I do agree that when you are in love or at least getting regular sex you are much more likely to have a lot more people seeking you out. My girlfriends and I call this the “taken girl syndrome” or feast or famine. From a female perspective, a part of it has to do with body language and how much time and trouble a woman goes to with her appearance etc. but at the same time I have guys at the gym hitting on me and the copier repair guy who never even noticed me before asked me out AFTER I started dating the Studmuffin so there is something to be said about transmittal pf pheremones.

Hmmmm - wonder who is hitting on HIM!

Biology is the study of living things mipiace. The word you are looking for I believe is ‘physiology’, right?

So what are you the vocabulary lawyer? I do prefer romantic attraction in living things! LOL although if you know about dead things being attracted feel free to chime in.

Actually, I was a Bio major, UCSD, '78 :slight_smile:
PHYSIOLOGY OF LOVE

"When two people are attracted to each other, a virtual explosion of adrenaline-like nuerochemicals gush forth. Fireworks explode and we see stars.
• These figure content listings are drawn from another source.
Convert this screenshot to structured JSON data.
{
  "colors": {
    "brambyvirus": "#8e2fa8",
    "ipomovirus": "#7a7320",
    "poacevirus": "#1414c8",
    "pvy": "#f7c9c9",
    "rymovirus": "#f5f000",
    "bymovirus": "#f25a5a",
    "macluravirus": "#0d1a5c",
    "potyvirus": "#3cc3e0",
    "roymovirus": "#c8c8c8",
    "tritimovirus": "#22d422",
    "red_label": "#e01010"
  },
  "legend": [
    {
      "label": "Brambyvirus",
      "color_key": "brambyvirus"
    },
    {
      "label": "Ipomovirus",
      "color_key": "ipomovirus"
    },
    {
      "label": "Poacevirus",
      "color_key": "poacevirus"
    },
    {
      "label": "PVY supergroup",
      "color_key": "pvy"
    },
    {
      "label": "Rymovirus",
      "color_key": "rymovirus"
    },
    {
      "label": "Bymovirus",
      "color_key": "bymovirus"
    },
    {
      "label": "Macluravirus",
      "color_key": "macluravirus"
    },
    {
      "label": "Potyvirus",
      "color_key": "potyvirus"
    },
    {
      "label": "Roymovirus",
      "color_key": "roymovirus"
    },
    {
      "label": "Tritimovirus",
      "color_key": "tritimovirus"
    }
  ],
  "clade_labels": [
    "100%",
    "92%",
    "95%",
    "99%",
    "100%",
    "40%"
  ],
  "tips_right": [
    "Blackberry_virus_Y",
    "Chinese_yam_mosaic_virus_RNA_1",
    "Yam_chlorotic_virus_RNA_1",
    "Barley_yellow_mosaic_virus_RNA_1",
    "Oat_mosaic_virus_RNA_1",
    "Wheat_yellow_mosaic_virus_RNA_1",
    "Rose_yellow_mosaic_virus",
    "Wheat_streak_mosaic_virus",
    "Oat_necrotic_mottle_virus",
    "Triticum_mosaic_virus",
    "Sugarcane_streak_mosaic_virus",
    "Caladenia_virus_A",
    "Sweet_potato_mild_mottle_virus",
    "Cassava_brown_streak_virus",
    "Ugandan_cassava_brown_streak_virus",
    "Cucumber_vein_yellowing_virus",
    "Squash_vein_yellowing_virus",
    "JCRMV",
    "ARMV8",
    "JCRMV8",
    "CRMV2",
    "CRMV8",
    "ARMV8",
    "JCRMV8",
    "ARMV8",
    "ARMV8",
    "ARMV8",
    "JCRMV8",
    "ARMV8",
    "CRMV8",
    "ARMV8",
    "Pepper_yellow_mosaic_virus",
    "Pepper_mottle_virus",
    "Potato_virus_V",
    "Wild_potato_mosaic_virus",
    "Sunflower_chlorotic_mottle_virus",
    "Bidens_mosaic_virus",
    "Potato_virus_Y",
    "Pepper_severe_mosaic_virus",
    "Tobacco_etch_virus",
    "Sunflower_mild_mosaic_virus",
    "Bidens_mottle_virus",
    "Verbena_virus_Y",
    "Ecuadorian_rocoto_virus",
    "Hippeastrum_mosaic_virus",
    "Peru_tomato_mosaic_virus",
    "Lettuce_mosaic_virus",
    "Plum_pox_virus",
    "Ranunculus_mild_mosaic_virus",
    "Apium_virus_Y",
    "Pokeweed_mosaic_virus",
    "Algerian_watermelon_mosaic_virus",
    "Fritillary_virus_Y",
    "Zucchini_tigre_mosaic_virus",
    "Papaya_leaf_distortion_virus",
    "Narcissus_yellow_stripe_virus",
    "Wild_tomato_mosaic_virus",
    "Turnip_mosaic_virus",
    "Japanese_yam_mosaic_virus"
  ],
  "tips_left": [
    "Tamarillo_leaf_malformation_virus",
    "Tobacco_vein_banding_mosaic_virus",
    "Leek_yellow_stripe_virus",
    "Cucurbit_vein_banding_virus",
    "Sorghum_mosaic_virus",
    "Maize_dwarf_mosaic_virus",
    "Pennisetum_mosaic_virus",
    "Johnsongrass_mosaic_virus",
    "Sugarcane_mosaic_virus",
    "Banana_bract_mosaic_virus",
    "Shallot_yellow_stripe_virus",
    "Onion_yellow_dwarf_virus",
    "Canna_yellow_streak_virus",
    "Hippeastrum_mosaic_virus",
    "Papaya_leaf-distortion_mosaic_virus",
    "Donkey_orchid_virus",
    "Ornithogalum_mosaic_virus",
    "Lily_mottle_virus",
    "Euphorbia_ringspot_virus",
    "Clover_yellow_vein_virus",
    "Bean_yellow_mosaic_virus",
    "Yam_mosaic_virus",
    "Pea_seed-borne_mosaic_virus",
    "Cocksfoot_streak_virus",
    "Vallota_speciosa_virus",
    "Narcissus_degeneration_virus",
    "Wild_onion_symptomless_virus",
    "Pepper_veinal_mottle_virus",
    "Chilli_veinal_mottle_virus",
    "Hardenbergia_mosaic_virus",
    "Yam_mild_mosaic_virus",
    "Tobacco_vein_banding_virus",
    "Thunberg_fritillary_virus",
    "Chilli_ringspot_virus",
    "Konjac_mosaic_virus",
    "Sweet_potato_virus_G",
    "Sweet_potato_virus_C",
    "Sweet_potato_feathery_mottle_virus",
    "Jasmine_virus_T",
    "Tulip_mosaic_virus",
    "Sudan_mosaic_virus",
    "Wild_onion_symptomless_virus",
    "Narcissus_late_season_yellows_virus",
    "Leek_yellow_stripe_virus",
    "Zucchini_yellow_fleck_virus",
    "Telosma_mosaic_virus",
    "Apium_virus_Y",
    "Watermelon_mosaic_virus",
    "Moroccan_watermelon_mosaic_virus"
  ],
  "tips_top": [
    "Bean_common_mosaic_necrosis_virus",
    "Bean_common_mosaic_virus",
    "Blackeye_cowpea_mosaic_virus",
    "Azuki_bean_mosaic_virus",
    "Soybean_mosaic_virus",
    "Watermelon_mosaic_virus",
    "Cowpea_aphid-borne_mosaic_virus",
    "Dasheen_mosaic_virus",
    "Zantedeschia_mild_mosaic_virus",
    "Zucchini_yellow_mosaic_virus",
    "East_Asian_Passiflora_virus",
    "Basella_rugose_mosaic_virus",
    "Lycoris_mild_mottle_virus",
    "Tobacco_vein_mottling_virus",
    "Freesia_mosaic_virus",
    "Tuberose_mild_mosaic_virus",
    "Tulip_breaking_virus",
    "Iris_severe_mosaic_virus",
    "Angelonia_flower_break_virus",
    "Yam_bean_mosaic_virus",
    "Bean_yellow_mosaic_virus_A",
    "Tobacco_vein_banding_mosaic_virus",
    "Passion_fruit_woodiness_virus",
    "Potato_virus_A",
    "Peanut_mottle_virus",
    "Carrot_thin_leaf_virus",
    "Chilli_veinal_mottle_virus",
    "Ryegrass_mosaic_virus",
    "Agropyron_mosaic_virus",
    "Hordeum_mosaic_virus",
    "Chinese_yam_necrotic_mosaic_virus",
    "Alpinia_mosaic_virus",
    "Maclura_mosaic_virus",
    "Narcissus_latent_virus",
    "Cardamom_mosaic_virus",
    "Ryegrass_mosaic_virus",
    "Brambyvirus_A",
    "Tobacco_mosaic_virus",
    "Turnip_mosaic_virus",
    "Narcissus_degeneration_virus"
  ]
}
PEA or phenylethylamine is a chemical that speeds up the flow of information between nerve cells. "

&
http://www.crystalinks.com/love.html

Sometimes it’s a learned response–the “smells like dad” someone mentioned above. I had to change deodorants because they stopped making my favorite. I randomly picked Old Spice Original Scent. My wife immediately said “you smell good!”

The step-kids said “you smell just like dad’s house.” Yes, I had chosen the scent that my wife’s former husband always wore. <sigh> And I always wanted to be loved for my own self. :frowning:

:smiley:

Well, re: the smell issue: Sometimes I am congested due to allergies, so my sense of smell gets diminished. Sometimes this is a good thing, like when someone makes a fart! :slight_smile: So I do not think it is someone’s smell that attracts me. It is the whole person, I think. I really need to interact with someone in person. Online stuff does not do it. There have also been times when I first meet someone, and then something “develops” later.

I was just thinking about this topic recently because I can go to different parts of the country or world, and a romantic attraction occurs, & I wonder why. The people never all look alike. Sometimes we cannot even speak each other’s language very well.